Will this interest in NFTs last?

Currently, digital and tech artworks are being collected by major institutional buyers — that speaks to their longevity. Also, many artists are creating ‘phygital’ works that are sold as NFTs. Digital NFTs can be printed innovatively and displayed in the same way as a photographic work.

What have been the high points of this experience?

It is exciting because I see technology as an enabler of existing art forms, not as a replacement. The same was feared when photography came into the artistic forum. Artists are always looking for different ways to express themselves, and with the advent of NFTs, they’ll have an added layer of expression. This particular show is an example where we take something South Asian and enmesh it with futurism.

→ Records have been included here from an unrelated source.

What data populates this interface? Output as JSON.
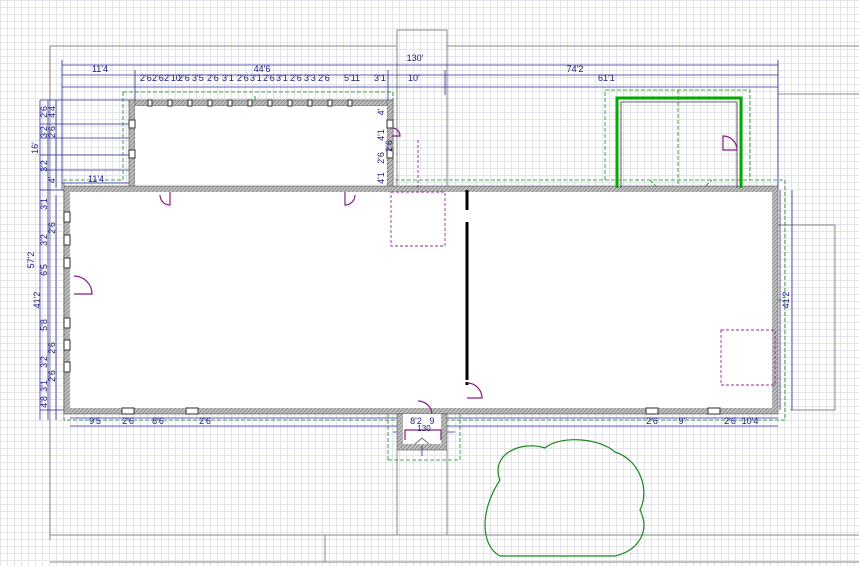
{
  "dimensions": {
    "top_outer": [
      "130'"
    ],
    "top_row1": [
      "11'4",
      "44'6",
      "74'2"
    ],
    "top_row2": [
      "2'6",
      "2'6",
      "2'10",
      "2'6",
      "3'5",
      "2'6",
      "3'1",
      "2'6",
      "3'1",
      "2'6",
      "3'1",
      "2'6",
      "3'3",
      "2'6",
      "5'11",
      "3'1",
      "10'",
      "61'1"
    ],
    "left_mid_label": "11'4",
    "left_vertical": [
      "16'",
      "57'2",
      "41'2"
    ],
    "left_small": [
      "2'6",
      "4'4",
      "3'2",
      "2'6",
      "3'2",
      "4'",
      "3'1",
      "2'6",
      "3'2",
      "6'5",
      "5'8",
      "2'6",
      "3'2",
      "2'6",
      "3'1",
      "4'8"
    ],
    "upper_right_vertical": [
      "4'1",
      "2'6",
      "4'1",
      "2'6",
      "4'"
    ],
    "right_vertical": "41'2",
    "bottom_left": [
      "9'5",
      "2'6",
      "8'6",
      "2'6"
    ],
    "bottom_mid": [
      "8'2",
      "9",
      "130"
    ],
    "bottom_right": [
      "2'6",
      "9'",
      "2'6",
      "10'4"
    ]
  },
  "icons": {
    "compass": "compass-rose-icon",
    "tree": "tree-icon",
    "door": "door-swing-icon",
    "window": "window-icon"
  },
  "colors": {
    "dimension": "#1a1a80",
    "roof_line": "#1a8a1a",
    "wall": "#505050",
    "door": "#8a1a8a",
    "garage_wall": "#00aa00",
    "grid": "#e3e3ea"
  }
}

Senior artists such as Veer Munshi, Seema Kohli, Amina Ahmed and Ram Rehman have not held back with their interpretations. Mahula Ghosh has worked with the socio-political aspect of the labour of women at the tea estates, where their lives are stained by poverty. The artist uses tea as a metaphor for that stain.

Mahula Ghosh’s painting.

Mahula Ghosh’s painting.
| Photo Credit: Special Arrangement

Does everybody get to call themselves artists now?

There already exist ways of separating good art from mediocre art. There is a world of critics and artist museums and institutions in place to evaluate art. It will not suddenly replace these existing benchmarks. Everyone should be allowed to be creative, and great art will always stand out from the pack; technology-driven NFTs will not replace art… they will simply enhance it.

‘Techné Disruptors’ will be at High Line Nine, New York, from September 12-30, 2022.

The writer is a critic-curator by day, and a creative writer and visual artist by night.